Va, d’altra parte, ricordato, che, trattandosi di reato per il quale l’elemento soggettivo rilevante è il dolo generico, cioè la consapevolezza in capo all’agente dell’azione posta in essere, ai fini della integrazione del reato in questione è sufficiente che l’agente si sia rappresentato la doverosità, ai fini della presentazione della domanda volta ad ottenere l’erogazione del beneficio, della trasmissione delle informazioni richieste (cosa della quale evidentemente l’COGNOME era ben consapevole tanto che ha, per il resto, reso le informazioni previste nel modulo per conseguire il reddito di cittadinanza) e che, scientemente, egli ometta di farlo nei termini completi che gli sono richiesti; né è pensabile che la omissione informativa possa essere dovuta ad una ipotetica ignoranza dei dati da comunicare, posto che, essendo riferiti alla persona stessa dell’imputato, questi, ragionevolmente, era perfettamente a conoscenza di quanto avrebbe dovuto indicare.
Quanto al secondo motivo di impugnazione, riguardante sia la mancata concessione delle attenuanti generiche che il quantum di pena irrogato a carico del predetto, osserva il Collegio, quanto al primo profilo, che il beneficio in questione è stato escluso, con motivazione non suscettibile di essere sindacata nella presente sede, rispondendo essa ampiamente alle esigenze di logicità della medesima, in ragione del non contestato corredo di precedenti penali gravante sull’imputato, mentre, quanto al secondo profilo, va detto che il contenimento della sanzione nel minimo previsto e l’adeguatezza
dell’aumento applicato per effetto della recidiva reiterata a lui contestata, in uno con il corretto calcolo dell’abbattimento sanzionatorio per effetto della scelta del rito, rende pretestuoso il motivo di censura.

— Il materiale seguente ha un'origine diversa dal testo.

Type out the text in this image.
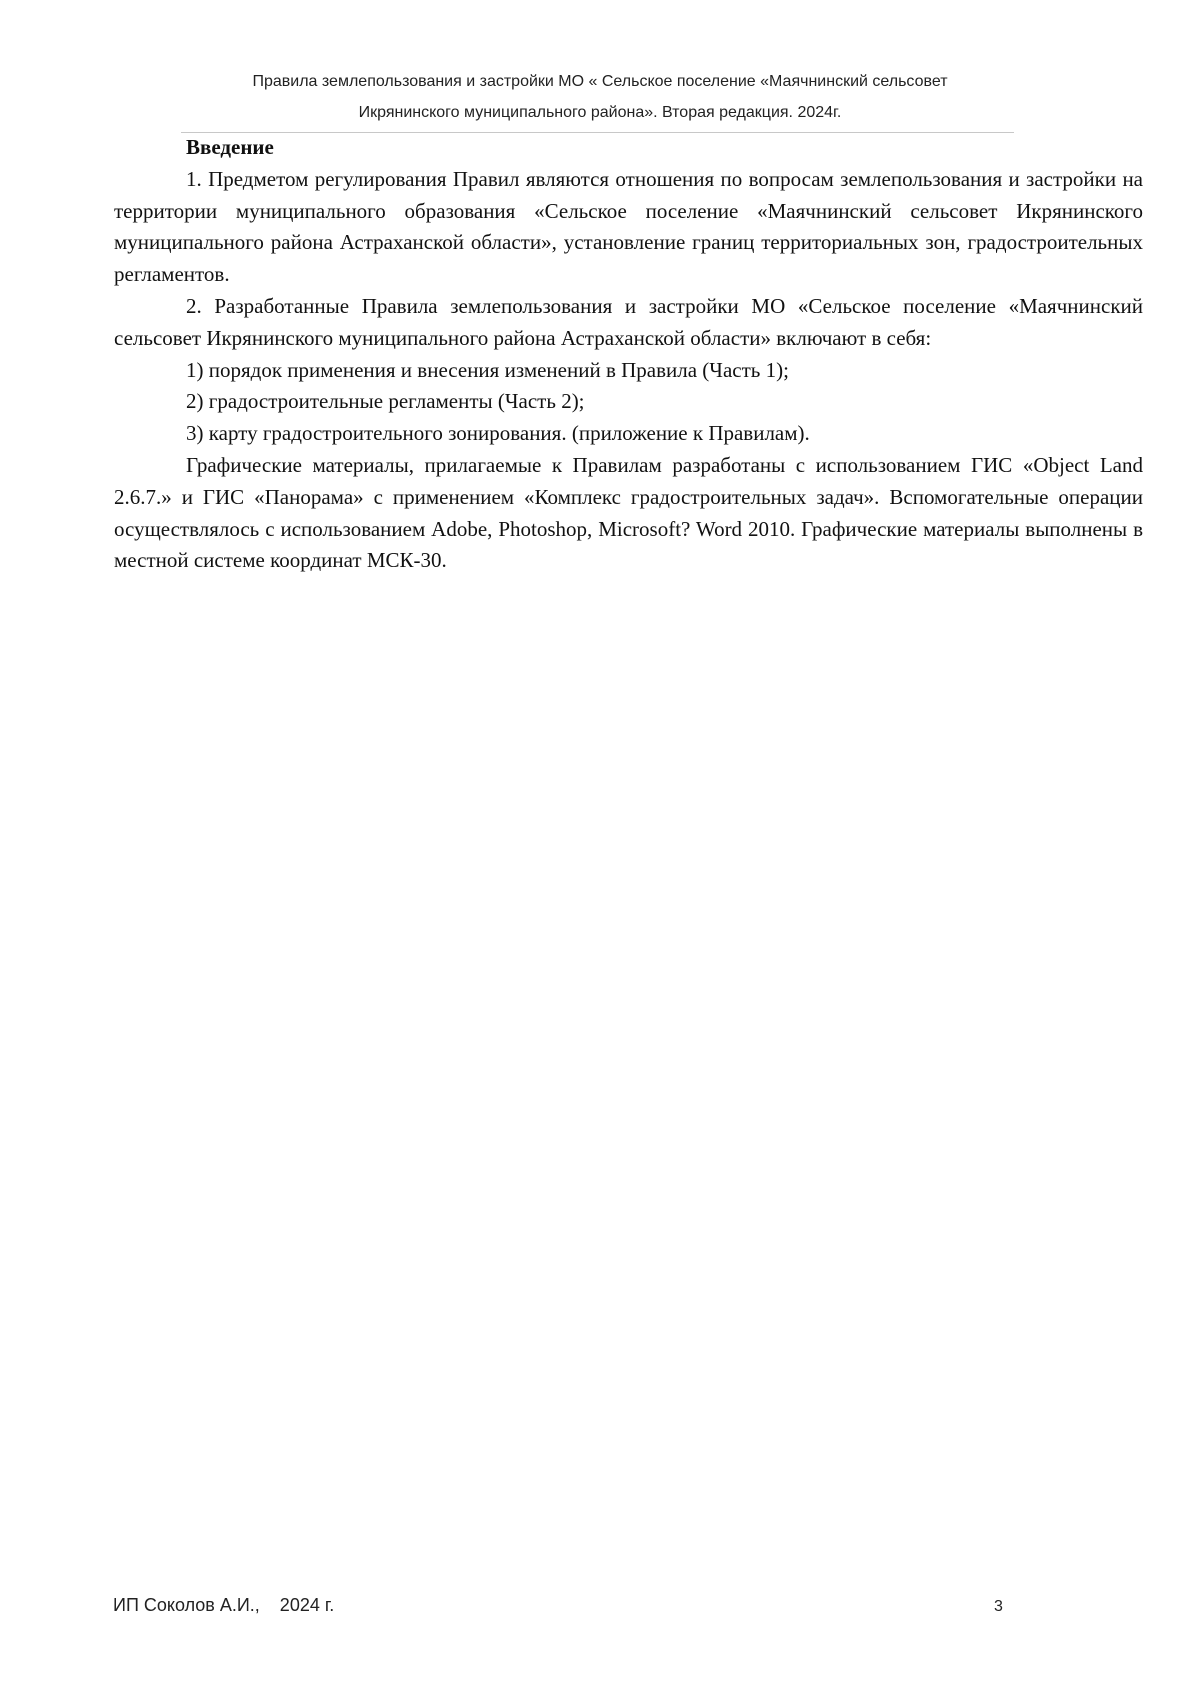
Правила землепользования и застройки МО « Сельское поселение «Маячнинский сельсовет
Икрянинского муниципального района». Вторая редакция. 2024г.

Введение

1. Предметом регулирования Правил являются отношения по вопросам землепользования и застройки на территории муниципального образования «Сельское поселение «Маячнинский сельсовет Икрянинского муниципального района Астраханской области», установление границ территориальных зон, градостроительных регламентов.

2. Разработанные Правила землепользования и застройки МО «Сельское поселение «Маячнинский сельсовет Икрянинского муниципального района Астраханской области» включают в себя:

1) порядок применения и внесения изменений в Правила (Часть 1);

2) градостроительные регламенты (Часть 2);

3) карту градостроительного зонирования. (приложение к Правилам).

Графические материалы, прилагаемые к Правилам разработаны с использованием ГИС «Object Land 2.6.7.» и ГИС «Панорама» с применением «Комплекс градостроительных задач». Вспомогательные операции осуществлялось с использованием Adobe, Photoshop, Microsoft? Word 2010. Графические материалы выполнены в местной системе координат МСК-30.

ИП Соколов А.И.,    2024 г.	3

Il ricorso deve, pertanto, essere dichiarato inammissibile ed il ricorrente va, di conseguenza, condannato, visto l’art. 616 cod. proc. pen., al pagamento delle spese processuali e della somma di euri 3.000,00 in favore della Cassa delle ammende.
PQM
Dichiara inammissibile il ricorso e condanna il ricorrente al pagamento delle spese processuali e della somma di euri 3.000,00 in favore della Cassa delle ammende.